Michael Ist in Amerika etwas verboten, geht der Amerikaner damit eher pragmatisch um, wenn ihm das Verbot sinnlos erscheint. Das hat tiefe Wurzeln, denn schließlich ist man kein Volk von Befehlsempfängern, die deutsche Vergangenheit dient dazu oft als Lehrbeispiel. In zweiter Reihe parken? Kann man schon mal machen, wenn's keinen Parkplatz gibt. Fußgängerampel rot, aber es kommt gerade kein Auto? Geht man routinemäßig drüber. Hunde müssen am Strand an die Leine? Ach, lass den schnuckeligen Fifi doch rennen. Und Marihuana-Joints zu rauchen ist in San Francisco so allgegenwärtig, dass man meinen könnte, es wäre erlaubt. Hier gilt: Was keinen stört, das darf man auch.
Auch ist es in Kalifornien gesetzlich verboten, auf der Straße alkoholhaltige Getränke zu konsumieren. Das wird im allgemeinen brav beachtet und die Bierflasche notfalls mit einer braunen Papiertüte kaschiert, aber als letztes Jahr der Polizeimeister im Fernsehen sprach und ankündigte, dass es beim Castro-Halloween "Zero Tolerance" gegenüber Alkoholsündern gäbe, war klar, dass das Verbot ausnahmsweise auch durchgesetzt würde.

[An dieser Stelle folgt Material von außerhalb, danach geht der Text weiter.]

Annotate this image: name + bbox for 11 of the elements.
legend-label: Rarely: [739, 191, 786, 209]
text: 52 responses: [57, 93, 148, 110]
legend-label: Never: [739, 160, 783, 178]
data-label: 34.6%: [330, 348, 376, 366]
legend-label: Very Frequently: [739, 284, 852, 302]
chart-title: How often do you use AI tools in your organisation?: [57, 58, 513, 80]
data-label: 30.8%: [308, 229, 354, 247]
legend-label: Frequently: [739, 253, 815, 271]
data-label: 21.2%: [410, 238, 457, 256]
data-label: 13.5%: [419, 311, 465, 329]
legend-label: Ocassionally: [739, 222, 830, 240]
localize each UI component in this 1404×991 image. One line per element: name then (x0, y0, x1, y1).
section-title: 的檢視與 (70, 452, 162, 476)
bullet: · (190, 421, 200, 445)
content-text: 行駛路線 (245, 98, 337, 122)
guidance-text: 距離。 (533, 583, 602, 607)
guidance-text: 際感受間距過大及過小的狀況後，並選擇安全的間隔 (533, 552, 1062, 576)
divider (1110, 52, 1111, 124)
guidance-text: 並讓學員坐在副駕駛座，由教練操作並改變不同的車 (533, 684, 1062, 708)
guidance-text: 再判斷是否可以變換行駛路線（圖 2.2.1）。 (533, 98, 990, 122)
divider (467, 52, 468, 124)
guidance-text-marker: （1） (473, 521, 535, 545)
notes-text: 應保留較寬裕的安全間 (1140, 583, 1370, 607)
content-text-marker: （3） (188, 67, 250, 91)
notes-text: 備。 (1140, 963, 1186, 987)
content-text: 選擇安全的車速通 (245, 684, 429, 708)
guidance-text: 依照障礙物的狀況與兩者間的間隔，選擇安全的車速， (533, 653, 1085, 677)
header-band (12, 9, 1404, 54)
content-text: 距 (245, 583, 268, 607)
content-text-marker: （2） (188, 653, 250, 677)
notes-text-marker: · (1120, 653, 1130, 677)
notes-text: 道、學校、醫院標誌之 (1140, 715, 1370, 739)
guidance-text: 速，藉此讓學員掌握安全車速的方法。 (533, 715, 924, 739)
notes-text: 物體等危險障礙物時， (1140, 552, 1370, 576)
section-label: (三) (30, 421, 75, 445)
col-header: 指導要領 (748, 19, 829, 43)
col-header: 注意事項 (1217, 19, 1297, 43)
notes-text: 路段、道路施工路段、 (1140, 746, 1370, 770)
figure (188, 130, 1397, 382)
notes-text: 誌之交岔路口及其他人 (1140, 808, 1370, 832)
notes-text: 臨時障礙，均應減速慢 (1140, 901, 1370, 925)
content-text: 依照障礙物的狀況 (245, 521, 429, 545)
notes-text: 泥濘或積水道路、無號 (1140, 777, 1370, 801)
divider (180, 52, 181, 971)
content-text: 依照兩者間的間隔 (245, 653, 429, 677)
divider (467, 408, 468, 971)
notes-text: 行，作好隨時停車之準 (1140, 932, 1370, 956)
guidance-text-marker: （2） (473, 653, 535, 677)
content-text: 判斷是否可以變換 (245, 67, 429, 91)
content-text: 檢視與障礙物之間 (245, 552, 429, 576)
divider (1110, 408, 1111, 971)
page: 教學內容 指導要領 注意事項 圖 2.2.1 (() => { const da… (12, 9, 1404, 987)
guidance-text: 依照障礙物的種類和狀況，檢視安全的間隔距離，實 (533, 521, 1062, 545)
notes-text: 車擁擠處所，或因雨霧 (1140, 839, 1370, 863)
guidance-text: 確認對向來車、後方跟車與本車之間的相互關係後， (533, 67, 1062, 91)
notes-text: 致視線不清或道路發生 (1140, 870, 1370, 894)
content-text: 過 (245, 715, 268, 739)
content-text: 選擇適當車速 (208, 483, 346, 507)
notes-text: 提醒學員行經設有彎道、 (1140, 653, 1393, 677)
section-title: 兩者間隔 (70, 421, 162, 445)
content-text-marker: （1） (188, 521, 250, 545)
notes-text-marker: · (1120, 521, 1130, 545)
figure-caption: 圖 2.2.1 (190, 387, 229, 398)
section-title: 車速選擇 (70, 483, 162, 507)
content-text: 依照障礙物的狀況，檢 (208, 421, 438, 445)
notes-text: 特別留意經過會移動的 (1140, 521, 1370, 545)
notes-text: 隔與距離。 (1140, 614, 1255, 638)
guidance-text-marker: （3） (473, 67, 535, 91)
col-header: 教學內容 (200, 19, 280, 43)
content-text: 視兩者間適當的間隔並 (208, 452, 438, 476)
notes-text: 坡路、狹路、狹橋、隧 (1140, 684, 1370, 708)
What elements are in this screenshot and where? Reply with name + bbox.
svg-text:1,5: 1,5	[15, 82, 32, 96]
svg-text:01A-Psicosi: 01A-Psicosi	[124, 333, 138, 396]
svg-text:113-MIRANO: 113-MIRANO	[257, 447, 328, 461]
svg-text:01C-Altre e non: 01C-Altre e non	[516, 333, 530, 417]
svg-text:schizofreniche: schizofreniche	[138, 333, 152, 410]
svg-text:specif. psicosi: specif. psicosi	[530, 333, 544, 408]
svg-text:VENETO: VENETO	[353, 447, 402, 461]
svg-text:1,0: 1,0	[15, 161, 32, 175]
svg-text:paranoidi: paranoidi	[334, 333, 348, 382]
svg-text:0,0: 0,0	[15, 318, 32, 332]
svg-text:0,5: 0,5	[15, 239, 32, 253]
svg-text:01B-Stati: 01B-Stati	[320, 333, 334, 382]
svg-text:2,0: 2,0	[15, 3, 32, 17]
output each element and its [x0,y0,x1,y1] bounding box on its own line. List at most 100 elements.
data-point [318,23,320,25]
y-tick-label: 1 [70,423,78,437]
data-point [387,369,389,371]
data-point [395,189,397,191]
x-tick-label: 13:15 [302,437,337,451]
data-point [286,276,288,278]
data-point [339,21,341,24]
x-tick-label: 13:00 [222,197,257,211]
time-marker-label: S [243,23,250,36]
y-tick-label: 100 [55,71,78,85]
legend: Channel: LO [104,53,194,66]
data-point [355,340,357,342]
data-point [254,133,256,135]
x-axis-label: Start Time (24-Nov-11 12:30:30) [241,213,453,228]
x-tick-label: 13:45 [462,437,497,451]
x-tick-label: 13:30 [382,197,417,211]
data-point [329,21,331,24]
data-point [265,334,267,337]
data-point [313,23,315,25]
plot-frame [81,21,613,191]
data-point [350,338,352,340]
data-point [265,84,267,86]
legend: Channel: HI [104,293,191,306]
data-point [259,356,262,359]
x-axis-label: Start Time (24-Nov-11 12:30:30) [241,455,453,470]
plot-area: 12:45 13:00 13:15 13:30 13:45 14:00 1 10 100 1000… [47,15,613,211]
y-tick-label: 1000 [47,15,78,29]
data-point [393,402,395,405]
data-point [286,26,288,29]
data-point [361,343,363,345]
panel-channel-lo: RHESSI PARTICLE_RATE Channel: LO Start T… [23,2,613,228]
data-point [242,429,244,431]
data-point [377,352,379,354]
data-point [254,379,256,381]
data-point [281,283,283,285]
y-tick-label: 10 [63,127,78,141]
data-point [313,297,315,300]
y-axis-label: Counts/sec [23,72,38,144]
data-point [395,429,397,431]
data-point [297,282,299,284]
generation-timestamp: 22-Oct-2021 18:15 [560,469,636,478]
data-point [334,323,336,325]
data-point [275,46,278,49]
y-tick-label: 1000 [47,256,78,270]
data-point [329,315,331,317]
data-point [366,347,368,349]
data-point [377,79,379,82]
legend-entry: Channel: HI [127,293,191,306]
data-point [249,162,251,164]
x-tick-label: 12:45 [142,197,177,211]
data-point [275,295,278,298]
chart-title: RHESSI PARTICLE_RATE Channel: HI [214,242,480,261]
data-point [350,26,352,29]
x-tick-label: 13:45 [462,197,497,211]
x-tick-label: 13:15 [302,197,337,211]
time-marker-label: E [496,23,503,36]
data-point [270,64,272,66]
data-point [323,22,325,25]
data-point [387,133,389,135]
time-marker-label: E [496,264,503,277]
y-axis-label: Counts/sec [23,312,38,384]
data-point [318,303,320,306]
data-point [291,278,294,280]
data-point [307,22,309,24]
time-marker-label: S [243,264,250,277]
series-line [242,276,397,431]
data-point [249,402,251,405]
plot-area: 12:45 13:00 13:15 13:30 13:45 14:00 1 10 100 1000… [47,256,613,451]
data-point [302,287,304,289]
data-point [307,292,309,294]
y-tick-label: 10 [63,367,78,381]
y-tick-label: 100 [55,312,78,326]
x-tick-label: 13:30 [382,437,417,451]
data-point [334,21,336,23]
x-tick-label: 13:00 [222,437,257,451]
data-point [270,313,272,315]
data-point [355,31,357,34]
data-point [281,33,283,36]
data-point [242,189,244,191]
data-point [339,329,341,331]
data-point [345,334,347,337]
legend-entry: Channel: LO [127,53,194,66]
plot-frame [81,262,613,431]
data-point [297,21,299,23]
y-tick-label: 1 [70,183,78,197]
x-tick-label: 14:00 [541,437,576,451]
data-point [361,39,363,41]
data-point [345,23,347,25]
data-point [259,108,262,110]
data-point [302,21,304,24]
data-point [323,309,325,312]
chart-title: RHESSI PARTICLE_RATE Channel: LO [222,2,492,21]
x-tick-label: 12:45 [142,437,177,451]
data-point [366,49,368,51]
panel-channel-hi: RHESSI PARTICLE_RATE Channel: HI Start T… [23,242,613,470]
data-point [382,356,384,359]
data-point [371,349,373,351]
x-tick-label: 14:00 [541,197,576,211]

In Abbildung 1 seht ihr das Rauchverbotsschild in einem Hotelzimmer in San Diego, das darauf hinweist, dass das Verpesten des Zimmers mit Zigarettenrauch auch tatsächlich geahndet wird und man es nicht mit einer Ermahnung bewenden lässt. Im Ausdruck "Totally 100%" klingt so sehr der hilflose Versuch eines Kindskopfs durch, ernstgenommen zu werden, dass ich schon recht lachen musste. Tatsächlich behielt die Rezeption eine Kaution von der Kreditkarte ein, um dies notfalls durchzusetzen, anscheinend hatten manche Gäste geglaubt, es handle sich nur um einen gutgemeinten Vorschlag.
Mittlerweile lege ich dusslige Vorschriften ebenfalls pragmatisch aus. So ist es zum Beispiel nicht erlaubt, ein Sixpack Bier ohne Verpackung spazierenzutragen, aber für die hundert Meter vom Liquor Store zu unserer Wohnung lasse ich mir dafür keine Plastiktüte geben, obwohl es in unserem Viertel von Polizisten nur so wimmelt ("Happy Donuts"-Laden an der Ecke). Und in der Frühe schaffe ich es bis zum Yahoo-Shuttle-Bus an der Kreuzung 27th und Valencia nur dann in zehn Minuten, falls ich die vierspurige Guerrero-Street zwischen den Ampeln überquere ("Jaywalking"). In zweiter Reihe parken wir allerdings nicht, man muss ja nicht jeden Unfug mitmachen.